TiGenix has taken another step toward its delayed Nasdaq IPO. The stem cell therapy specialist is aiming to net $42.9 million (€39.8 million) through the listing, approximately half of which will go toward a U.S. late-phase trial of Crohn's disease candidate Cx601.
Leuven, Belgium-based TiGenix filed to go public in the U.S. late last year, only to get caught up with Basilea Pharmaceutica and Bavarian Nordic in the retreat of European drugmakers from Nasdaq. TiGenix subsequently topped up its bank account with a €23.75 million placement in Belgium—and added a further €25 million through a hook up with Takeda—before returning to Wall Street with a revamped slate of underwriters in October.

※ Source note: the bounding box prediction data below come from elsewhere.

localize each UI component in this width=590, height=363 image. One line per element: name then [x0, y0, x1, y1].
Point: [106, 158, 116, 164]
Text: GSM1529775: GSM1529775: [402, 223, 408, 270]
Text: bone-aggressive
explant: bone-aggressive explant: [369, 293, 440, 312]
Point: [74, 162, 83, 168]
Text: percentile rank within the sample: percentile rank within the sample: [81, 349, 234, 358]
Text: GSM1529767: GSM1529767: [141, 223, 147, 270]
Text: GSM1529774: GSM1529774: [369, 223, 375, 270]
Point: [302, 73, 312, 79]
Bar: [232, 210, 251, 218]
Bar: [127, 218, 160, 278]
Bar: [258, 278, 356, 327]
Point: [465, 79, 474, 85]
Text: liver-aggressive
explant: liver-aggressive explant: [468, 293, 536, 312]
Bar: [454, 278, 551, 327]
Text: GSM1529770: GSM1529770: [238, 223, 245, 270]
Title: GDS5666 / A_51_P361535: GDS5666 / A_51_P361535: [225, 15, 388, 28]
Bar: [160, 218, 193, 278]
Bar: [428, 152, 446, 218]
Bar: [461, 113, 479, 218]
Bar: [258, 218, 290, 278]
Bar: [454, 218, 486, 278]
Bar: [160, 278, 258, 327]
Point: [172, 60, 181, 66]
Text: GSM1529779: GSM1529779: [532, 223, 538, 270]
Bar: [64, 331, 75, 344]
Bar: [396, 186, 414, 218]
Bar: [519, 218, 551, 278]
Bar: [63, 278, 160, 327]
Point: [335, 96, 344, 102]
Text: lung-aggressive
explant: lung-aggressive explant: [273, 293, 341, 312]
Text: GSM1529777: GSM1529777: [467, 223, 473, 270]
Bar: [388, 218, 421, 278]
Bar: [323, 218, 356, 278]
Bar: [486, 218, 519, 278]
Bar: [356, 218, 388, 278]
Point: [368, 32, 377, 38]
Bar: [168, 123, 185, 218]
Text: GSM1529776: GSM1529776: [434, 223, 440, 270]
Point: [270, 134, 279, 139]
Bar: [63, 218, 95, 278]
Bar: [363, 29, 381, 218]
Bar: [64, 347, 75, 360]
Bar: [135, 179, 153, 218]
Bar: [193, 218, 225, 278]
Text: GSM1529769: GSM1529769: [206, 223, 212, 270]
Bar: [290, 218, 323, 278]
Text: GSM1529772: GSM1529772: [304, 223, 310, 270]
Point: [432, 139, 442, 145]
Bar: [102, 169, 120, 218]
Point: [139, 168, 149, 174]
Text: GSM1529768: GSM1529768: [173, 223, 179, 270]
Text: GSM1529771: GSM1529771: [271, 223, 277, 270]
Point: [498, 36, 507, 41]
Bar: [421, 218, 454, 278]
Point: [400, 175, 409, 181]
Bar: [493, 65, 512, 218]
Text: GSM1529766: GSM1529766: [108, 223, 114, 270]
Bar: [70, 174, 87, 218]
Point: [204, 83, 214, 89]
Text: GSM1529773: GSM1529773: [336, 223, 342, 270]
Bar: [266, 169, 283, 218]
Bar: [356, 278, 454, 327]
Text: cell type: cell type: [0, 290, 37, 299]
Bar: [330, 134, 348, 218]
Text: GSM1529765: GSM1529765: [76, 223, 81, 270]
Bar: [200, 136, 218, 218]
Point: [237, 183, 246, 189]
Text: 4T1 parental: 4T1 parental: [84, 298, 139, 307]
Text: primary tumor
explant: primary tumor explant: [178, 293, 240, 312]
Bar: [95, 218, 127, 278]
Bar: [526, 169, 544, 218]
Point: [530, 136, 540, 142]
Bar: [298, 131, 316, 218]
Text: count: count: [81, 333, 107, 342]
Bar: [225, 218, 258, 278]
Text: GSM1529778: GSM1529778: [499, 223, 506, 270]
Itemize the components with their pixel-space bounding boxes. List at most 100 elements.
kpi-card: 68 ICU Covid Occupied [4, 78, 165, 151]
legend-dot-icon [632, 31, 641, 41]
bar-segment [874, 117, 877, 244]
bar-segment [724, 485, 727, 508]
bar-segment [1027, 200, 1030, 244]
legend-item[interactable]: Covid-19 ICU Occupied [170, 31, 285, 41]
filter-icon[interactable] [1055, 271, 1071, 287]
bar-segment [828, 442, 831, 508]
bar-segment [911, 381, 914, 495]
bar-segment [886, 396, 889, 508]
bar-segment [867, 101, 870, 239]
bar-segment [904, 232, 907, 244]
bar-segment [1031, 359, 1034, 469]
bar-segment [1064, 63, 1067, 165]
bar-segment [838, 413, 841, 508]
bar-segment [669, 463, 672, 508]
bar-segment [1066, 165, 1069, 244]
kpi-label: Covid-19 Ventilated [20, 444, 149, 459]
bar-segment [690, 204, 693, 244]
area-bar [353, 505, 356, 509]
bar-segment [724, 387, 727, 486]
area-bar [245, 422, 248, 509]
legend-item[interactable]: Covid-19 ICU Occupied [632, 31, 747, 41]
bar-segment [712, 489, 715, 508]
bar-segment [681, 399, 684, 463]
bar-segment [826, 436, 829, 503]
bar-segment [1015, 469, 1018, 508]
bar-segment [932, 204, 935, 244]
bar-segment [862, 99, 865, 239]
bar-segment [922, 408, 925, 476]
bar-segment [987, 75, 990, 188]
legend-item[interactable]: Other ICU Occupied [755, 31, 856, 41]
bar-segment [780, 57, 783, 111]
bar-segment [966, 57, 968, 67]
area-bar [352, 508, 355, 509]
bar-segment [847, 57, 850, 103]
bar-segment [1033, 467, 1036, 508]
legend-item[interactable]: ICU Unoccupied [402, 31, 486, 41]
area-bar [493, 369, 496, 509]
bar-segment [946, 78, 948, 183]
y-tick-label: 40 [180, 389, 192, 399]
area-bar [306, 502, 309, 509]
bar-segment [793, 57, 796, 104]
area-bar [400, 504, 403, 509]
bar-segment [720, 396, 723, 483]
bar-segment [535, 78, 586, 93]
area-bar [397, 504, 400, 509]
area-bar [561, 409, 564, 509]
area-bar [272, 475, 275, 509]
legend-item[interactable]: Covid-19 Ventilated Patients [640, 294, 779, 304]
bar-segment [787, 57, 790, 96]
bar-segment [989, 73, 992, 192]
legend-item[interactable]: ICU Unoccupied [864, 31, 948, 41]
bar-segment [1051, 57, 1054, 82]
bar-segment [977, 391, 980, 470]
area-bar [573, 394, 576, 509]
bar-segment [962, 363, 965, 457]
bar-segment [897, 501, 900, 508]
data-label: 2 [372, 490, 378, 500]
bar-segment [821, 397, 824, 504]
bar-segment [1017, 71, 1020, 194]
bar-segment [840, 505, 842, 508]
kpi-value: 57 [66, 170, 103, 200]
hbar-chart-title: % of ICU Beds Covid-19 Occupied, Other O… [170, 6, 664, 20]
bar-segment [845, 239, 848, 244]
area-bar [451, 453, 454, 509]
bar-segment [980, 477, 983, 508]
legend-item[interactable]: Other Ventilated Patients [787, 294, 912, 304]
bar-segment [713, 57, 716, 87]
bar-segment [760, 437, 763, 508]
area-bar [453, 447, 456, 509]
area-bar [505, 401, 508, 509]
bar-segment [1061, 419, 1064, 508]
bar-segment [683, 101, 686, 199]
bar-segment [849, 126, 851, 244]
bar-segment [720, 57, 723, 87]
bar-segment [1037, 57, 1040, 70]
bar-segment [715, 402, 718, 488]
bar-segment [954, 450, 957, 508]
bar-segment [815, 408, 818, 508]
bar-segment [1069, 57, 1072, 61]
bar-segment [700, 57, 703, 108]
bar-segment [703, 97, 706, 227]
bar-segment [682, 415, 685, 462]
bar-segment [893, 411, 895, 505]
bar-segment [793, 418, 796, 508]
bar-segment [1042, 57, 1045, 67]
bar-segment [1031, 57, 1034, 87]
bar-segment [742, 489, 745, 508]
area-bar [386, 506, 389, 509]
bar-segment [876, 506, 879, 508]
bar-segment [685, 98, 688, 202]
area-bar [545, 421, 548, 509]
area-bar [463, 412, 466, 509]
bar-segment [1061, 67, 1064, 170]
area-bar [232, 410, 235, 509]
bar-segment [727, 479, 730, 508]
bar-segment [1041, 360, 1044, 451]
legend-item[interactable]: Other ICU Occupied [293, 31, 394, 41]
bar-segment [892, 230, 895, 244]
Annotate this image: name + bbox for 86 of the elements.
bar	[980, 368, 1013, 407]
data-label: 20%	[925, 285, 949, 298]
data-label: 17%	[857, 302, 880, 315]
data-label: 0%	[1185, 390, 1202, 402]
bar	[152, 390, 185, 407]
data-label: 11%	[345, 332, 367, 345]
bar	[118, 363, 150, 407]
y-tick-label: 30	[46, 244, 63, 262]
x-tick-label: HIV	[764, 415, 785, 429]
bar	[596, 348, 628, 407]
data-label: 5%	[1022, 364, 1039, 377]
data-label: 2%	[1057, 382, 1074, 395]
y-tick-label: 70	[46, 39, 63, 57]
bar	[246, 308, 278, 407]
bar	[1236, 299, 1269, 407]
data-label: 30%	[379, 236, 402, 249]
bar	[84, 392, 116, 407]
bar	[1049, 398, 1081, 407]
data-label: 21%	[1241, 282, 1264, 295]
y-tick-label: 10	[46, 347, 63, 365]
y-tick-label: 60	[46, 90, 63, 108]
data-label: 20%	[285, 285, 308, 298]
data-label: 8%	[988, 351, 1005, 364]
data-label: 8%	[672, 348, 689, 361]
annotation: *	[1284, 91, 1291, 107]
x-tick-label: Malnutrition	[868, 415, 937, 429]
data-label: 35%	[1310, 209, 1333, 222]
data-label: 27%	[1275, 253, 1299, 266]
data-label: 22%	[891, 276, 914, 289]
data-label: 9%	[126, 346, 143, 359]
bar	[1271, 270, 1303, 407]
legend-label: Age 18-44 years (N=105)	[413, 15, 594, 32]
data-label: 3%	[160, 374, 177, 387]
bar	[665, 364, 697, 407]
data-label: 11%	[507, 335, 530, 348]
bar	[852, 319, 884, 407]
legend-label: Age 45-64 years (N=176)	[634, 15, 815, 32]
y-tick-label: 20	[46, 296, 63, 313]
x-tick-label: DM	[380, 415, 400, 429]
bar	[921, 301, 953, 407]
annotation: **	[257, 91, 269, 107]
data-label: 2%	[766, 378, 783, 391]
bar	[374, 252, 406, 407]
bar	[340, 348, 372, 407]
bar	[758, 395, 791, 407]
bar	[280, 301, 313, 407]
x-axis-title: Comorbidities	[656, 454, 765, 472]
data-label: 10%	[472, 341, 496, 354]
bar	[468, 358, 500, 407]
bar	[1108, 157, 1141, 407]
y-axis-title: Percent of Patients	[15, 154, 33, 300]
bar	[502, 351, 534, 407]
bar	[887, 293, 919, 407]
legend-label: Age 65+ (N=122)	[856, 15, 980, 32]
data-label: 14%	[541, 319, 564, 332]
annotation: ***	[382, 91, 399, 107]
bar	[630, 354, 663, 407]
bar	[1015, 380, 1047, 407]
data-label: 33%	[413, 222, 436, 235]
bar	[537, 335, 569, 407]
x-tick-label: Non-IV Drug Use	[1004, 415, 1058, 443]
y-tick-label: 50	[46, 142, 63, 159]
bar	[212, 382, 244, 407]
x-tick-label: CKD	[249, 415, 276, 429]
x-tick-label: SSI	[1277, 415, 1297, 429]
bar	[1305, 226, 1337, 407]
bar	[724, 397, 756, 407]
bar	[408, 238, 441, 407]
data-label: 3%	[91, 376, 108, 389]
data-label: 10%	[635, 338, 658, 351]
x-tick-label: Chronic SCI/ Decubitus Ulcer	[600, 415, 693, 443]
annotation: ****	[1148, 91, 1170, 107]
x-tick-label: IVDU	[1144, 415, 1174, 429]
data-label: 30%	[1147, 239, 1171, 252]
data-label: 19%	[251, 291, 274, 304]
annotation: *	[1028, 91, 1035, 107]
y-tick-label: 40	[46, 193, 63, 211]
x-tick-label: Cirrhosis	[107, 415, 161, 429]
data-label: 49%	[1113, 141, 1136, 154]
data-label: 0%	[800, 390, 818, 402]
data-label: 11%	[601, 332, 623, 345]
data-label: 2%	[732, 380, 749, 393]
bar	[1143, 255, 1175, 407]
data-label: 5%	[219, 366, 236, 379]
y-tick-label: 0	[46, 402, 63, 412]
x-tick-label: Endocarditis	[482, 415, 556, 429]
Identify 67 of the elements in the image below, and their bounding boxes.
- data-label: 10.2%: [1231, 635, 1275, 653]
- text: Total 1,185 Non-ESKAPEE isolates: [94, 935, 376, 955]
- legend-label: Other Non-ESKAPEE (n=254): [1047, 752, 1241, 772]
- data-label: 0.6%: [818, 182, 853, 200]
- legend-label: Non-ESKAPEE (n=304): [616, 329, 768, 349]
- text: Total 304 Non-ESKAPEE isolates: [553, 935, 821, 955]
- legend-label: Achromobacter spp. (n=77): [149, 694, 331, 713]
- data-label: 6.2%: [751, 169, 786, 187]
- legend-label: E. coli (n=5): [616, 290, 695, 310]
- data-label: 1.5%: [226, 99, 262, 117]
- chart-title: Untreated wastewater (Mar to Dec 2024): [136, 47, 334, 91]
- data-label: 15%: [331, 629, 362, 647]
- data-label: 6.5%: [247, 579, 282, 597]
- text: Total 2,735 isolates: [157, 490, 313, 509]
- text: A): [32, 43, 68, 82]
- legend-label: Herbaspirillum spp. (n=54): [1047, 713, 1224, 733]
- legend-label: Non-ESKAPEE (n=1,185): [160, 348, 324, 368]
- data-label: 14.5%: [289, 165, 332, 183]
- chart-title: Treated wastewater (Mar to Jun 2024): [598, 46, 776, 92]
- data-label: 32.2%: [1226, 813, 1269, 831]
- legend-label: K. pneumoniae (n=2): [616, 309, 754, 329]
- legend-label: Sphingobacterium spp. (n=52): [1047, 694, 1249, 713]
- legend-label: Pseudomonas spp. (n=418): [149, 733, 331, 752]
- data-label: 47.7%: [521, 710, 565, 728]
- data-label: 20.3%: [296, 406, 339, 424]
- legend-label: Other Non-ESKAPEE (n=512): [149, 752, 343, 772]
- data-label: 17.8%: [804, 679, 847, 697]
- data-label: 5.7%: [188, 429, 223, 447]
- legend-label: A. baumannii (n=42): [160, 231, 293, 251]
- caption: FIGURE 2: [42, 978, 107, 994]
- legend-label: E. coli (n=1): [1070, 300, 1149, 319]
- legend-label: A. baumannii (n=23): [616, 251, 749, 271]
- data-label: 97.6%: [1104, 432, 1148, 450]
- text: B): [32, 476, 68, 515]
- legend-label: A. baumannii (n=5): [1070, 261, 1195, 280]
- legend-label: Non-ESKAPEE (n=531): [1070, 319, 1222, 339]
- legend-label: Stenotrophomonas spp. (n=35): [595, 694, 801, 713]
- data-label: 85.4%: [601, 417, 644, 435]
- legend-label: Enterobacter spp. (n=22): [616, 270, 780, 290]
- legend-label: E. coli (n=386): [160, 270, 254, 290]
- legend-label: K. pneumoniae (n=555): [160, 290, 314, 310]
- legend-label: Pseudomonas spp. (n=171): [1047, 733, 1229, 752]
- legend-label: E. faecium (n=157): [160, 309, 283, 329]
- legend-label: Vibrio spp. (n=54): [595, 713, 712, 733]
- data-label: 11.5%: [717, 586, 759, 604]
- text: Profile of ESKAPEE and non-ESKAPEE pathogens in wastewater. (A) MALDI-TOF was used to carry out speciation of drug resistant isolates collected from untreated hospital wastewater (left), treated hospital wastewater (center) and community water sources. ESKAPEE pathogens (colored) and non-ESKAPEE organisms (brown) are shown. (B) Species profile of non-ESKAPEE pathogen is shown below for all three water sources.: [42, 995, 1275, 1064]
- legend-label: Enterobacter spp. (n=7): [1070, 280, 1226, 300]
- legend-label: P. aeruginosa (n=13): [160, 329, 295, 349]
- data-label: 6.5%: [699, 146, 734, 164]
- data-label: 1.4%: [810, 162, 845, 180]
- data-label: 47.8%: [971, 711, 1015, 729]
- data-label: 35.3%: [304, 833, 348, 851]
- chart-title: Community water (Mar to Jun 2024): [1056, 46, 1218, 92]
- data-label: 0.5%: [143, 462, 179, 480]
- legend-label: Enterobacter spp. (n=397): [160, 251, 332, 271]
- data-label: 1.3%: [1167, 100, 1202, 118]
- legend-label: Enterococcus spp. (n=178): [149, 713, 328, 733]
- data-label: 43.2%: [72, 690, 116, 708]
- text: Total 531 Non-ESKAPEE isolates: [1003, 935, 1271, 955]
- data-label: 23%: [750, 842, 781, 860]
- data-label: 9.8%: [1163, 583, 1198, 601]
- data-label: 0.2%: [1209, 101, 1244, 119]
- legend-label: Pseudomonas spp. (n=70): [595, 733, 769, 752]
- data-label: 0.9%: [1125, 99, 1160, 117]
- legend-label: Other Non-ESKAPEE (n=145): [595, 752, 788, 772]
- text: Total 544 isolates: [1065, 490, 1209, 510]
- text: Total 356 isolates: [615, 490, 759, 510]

The rough IPO outlined in October has now matured into a plan to offload 2.75 million American Depository Shares for $19.20 a piece, a listing that would gross north of $52 million. Once the costs are taken out, TiGenix would emerge with $42.9 million net, although that figure could rise or fall depending on the final offering price. TiGenix based the $19.20 target on the closing price of TiGenix stock in Brussel at the end of last week.
TiGenix needs the money to ensure it meets its goal of starting a phase 3 trial of Cx601 in the U.S. in the first half of next year. Cx601 has already met the primary endpoint of combined remission of complex perianal fistulas in patients with Crohn’s disease in one phase 3, teeing up an application for approval in Europe and landing TiGenix its deal with Takeda. TiGenix is now transferring technology to its CMO—Lonza—in anticipation of the start of a second, U.S. phase 3 study.
At $42.9 million, the IPO haul would take TiGenix through to the start of enrollment in the phase 3, while leaving more than $6 million leftover to get deep into a phase 2 trial of Cx611 in sepsis. TiGenix plans to set aside another $4 million for a phase 1/2 trial of AlloCSC-01 in acute myocardial infarction.
The deal with Takeda for European rights to Cx601 has allowed TiGenix to focus its cash on these other pipeline prospects and Cx601 in the U.S., although it is still having to commit time and energy to activities on its home continent.
In September, a routine GCP inspection identified major deviations, including a potential violation of patient privacy. The findings followed the raising of major objections by EMA to the Cx601 marketing authorization application filed by TiGenix. EMA’s objections related to the adequacy of the primary endpoint, the stability of the master cell stock, donor selection and viral safety.
TiGenix plans to address the objections and GCP deviations this month in its responses to EMA’s 120-day questions. Management thinks it has reasonable replies to the objections, but acknowledges the failure to allay EMA’s concerns could cause delays to the regulatory decision on Cx601. TiGenix currently expects to get a decision in the second half of next year.
Shares in TiGenix rose more than 7% in Brussels following the update on the IPO.